Log Entry #7: 00:52:07 GST | 3033-12-07
Well, I think this is it. I’ve managed to scrap most of the usable parts from the SRV to get my sensor suite and power distributor back mostly operational. The nav computer is completely shot; it can’t even calculate a jump to the next system, much less a route all of the way back to the bubble. Fortunately, if I can feed it a system name it seems to properly lock the FSD for jump prep. It’s been years since I’ve had to do manual input for a route, but I’m close enough to the bubble that it should be less than 60 or so jumps. It’s going to take time, I have to check and recheck my jump systems to make sure I don’t get ripped out of witchspace due to some other celestial body… I’m fairly certain that I wouldn’t survive another emergency drop out of Supercruise. Slow and steady… If all goes well, I should be back in the bubble in 2 or 3 days.
Log Entry #8: 02:17:41 GST | 3033-12-07
Nope, the bubble isn’t happening. I expect the FSD isn’t going to hold up that long; the first jump nearly shook my teeth out, but it looks like everything held… for now. Hillary Depot in Blu Thua AI-A c14-10 is likely going to be my only chance. I have absolutely no plans to attempt a planetary landing; but at least they can send up a shuttle to get me out of here and tow me to a pad. Well, in for a penny, in for a pound; as they used to say.

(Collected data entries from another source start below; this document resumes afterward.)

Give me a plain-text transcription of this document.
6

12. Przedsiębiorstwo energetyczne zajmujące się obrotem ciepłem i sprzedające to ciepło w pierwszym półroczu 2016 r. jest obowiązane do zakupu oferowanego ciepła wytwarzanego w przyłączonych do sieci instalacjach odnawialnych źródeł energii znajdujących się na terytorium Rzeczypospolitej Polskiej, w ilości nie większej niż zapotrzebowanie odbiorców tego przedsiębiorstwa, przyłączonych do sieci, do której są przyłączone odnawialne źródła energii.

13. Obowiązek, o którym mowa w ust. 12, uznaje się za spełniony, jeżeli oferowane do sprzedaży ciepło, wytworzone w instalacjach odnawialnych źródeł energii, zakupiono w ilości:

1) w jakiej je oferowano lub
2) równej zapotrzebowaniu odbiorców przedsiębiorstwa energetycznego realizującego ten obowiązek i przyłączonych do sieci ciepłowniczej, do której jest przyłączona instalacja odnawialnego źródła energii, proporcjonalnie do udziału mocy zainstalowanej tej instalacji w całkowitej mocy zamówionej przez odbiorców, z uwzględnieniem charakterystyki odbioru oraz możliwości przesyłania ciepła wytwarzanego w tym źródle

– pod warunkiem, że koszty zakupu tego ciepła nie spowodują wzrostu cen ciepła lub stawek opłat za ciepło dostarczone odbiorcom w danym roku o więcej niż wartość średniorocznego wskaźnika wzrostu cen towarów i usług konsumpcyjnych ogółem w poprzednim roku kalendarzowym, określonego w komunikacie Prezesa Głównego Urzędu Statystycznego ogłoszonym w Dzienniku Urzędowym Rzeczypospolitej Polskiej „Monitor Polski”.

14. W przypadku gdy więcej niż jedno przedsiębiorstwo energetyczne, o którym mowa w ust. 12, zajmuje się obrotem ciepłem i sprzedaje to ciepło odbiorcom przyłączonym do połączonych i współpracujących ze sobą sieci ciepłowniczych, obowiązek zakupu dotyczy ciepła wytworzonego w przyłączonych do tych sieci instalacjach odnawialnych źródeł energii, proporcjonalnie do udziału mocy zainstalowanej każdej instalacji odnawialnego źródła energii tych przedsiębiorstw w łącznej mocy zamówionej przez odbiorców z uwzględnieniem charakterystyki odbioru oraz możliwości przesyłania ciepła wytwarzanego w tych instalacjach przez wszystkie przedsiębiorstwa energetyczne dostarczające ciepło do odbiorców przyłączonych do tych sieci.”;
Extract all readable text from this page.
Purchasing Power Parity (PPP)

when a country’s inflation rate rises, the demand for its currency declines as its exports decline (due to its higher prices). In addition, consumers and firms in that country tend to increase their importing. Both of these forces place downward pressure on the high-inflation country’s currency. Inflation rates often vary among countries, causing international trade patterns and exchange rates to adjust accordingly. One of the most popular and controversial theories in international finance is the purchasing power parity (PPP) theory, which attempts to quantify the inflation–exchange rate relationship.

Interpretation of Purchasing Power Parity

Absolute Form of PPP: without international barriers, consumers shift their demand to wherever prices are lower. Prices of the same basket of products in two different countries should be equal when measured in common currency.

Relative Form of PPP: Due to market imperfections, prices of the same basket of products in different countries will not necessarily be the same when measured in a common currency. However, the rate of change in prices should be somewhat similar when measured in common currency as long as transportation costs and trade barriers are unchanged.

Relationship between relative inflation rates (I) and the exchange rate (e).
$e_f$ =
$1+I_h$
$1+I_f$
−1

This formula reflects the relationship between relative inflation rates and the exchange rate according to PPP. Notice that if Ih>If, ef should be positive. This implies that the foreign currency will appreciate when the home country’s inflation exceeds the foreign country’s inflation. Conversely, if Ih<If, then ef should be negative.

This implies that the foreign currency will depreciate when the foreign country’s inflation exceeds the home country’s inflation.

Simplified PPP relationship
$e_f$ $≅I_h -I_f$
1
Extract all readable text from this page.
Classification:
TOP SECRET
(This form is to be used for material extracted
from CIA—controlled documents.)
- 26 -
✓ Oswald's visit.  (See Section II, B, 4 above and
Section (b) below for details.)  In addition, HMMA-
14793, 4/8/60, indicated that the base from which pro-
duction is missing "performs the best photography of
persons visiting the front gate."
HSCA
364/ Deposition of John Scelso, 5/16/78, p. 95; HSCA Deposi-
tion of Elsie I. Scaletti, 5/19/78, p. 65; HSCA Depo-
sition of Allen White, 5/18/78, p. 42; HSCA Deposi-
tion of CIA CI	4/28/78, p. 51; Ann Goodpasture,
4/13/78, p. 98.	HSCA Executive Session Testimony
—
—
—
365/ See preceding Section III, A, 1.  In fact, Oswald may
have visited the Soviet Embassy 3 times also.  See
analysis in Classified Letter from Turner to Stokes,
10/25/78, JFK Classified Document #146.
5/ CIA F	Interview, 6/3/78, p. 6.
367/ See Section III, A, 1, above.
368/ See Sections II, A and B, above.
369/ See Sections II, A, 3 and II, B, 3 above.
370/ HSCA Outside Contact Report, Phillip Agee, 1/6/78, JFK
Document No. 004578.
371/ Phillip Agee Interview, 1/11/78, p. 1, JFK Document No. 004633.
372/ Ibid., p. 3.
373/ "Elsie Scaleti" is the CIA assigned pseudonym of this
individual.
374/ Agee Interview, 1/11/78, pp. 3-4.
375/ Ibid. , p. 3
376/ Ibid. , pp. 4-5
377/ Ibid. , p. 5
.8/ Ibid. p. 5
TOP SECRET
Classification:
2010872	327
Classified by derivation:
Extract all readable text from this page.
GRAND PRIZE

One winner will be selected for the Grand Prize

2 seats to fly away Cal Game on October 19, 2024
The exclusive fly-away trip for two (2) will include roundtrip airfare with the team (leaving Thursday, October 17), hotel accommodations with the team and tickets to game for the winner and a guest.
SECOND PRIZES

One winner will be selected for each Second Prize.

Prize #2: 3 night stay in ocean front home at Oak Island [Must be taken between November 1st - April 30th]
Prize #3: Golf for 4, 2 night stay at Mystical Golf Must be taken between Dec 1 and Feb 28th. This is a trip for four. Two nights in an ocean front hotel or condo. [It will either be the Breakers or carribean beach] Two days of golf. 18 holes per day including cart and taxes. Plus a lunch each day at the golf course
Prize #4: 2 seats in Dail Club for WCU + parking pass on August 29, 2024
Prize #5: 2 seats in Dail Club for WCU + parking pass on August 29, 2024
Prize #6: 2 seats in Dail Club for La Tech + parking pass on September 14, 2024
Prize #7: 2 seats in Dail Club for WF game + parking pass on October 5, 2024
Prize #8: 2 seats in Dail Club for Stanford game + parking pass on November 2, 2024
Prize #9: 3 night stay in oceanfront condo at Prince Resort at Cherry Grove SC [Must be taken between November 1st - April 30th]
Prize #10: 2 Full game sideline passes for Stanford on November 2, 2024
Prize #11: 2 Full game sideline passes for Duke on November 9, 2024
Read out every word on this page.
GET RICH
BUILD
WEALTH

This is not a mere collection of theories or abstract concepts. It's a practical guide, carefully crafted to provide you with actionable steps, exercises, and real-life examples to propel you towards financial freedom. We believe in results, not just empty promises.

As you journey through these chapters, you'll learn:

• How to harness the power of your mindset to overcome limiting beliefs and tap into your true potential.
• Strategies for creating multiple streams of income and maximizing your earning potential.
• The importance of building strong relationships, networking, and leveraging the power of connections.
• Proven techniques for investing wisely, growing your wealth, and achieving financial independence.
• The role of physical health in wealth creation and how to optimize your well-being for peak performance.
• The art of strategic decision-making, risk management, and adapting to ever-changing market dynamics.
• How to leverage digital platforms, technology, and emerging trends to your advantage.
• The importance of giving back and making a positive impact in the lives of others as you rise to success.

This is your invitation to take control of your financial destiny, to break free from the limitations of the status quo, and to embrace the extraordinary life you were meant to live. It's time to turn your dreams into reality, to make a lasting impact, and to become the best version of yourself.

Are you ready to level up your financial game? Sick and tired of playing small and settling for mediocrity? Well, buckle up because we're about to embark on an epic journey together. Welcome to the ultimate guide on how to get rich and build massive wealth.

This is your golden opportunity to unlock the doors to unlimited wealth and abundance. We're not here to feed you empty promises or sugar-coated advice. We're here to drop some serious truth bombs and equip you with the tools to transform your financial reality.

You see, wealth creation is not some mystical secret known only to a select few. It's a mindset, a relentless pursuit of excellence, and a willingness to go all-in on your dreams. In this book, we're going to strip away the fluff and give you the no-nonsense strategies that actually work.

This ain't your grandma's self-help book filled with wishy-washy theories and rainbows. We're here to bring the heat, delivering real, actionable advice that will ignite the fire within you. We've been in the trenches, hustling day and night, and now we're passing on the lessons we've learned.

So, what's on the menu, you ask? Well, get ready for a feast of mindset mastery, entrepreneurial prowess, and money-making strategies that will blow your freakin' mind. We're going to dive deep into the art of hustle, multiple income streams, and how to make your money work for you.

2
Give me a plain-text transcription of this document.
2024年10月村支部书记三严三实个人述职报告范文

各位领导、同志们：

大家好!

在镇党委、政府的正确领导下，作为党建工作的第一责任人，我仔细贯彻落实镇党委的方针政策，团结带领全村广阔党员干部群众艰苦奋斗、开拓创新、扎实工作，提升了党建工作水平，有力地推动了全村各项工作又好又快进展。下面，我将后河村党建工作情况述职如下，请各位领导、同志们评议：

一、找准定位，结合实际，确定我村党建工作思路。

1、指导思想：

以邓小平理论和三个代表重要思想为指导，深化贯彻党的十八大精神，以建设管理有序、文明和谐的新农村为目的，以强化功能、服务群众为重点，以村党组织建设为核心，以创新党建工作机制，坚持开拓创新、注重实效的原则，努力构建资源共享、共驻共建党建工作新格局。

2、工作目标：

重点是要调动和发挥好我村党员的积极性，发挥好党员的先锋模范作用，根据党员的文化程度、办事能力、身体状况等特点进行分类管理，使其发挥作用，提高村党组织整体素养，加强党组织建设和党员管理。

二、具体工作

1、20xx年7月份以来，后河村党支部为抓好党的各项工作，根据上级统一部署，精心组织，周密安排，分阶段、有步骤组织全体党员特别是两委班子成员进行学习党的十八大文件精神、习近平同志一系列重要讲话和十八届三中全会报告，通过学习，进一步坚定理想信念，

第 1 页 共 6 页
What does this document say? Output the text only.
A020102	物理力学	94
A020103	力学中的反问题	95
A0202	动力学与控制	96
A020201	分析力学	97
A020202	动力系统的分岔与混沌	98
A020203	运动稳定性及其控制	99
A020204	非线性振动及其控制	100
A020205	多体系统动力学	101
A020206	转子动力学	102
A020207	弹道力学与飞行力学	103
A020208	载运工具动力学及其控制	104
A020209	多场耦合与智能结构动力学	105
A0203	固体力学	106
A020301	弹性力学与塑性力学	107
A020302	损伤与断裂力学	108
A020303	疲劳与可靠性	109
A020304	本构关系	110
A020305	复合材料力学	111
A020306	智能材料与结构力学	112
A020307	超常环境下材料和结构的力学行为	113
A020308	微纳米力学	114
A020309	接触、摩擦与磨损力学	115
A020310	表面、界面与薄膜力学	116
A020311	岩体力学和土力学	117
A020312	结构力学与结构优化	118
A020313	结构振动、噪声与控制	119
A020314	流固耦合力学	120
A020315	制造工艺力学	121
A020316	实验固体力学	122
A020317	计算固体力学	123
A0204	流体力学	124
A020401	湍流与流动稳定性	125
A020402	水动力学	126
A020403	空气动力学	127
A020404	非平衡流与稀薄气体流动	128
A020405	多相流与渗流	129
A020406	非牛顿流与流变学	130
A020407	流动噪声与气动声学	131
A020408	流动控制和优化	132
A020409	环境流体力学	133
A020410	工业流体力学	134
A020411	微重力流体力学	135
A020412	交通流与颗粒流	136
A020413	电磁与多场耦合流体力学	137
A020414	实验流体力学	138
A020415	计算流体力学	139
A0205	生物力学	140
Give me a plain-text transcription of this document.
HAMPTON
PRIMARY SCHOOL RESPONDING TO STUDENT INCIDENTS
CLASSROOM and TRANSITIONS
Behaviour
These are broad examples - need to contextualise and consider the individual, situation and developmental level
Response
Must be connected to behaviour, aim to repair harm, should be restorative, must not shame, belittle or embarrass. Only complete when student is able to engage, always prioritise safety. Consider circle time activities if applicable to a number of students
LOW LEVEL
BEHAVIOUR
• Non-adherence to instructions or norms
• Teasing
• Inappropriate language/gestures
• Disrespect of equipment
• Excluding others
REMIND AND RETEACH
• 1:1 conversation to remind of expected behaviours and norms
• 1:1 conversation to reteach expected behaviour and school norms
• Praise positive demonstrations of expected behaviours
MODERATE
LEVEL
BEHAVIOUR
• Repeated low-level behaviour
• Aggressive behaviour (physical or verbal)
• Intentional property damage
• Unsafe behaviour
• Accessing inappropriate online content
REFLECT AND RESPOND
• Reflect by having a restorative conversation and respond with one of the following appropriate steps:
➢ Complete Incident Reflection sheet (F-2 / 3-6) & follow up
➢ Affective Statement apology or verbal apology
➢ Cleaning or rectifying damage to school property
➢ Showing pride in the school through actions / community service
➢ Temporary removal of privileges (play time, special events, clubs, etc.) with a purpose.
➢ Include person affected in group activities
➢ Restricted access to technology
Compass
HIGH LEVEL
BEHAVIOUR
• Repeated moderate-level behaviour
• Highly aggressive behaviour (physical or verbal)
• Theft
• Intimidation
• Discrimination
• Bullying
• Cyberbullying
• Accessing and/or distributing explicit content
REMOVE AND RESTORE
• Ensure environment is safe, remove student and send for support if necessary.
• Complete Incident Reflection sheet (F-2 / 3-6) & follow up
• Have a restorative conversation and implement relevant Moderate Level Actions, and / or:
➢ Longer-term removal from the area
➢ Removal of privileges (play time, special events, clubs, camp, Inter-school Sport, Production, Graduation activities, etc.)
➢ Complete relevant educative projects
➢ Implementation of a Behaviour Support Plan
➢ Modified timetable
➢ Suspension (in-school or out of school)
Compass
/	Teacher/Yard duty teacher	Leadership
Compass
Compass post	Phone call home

Log Entry #9: 23:39:18 GST | 3033-12-08
I’m currently sitting in orbit around Hillary Depot waiting on them to free up a ship with an airlock for me to transfer to. I had ships from the station meet me practically as soon as I came in system. This little depot is only 29ls from the arrival point; and I’m sure this old bucket is giving off some … odd … emissions with the damage I’ve sustained. Life support managed fine until about 2 hours ago; as soon as the FSD managed to shake itself free of one of my jury-rigged mounts something went pop and that was it. I’d long since run a line out of the SRV and rigged a port into my helmet; so that did me well enough to finish out the run. As soon as I got close enough to the station for my comms system to connect I finally got fresh news from the Galnet. Looks like I’ve missed some very interest developments in that whole Thargoid situation out in the Pleiades Nebula. As soon as I get everything repaired; I’m going to head back to the bubble. I hear Canonn is needing some help with a Sol Sweep project; that should give me some work to do that keeps me near civilization for a while. I think now is a good opportunity to rechristen this old ship. One of the novels I read during this entire thing had an interesting old earth term pop up a few times that I think I’m going to use. Ponkotsu, which is apparently an old Japanese word matching pretty closely to the phrase “hunk of junk”. An appropriately endearing name for this old bucket, I think.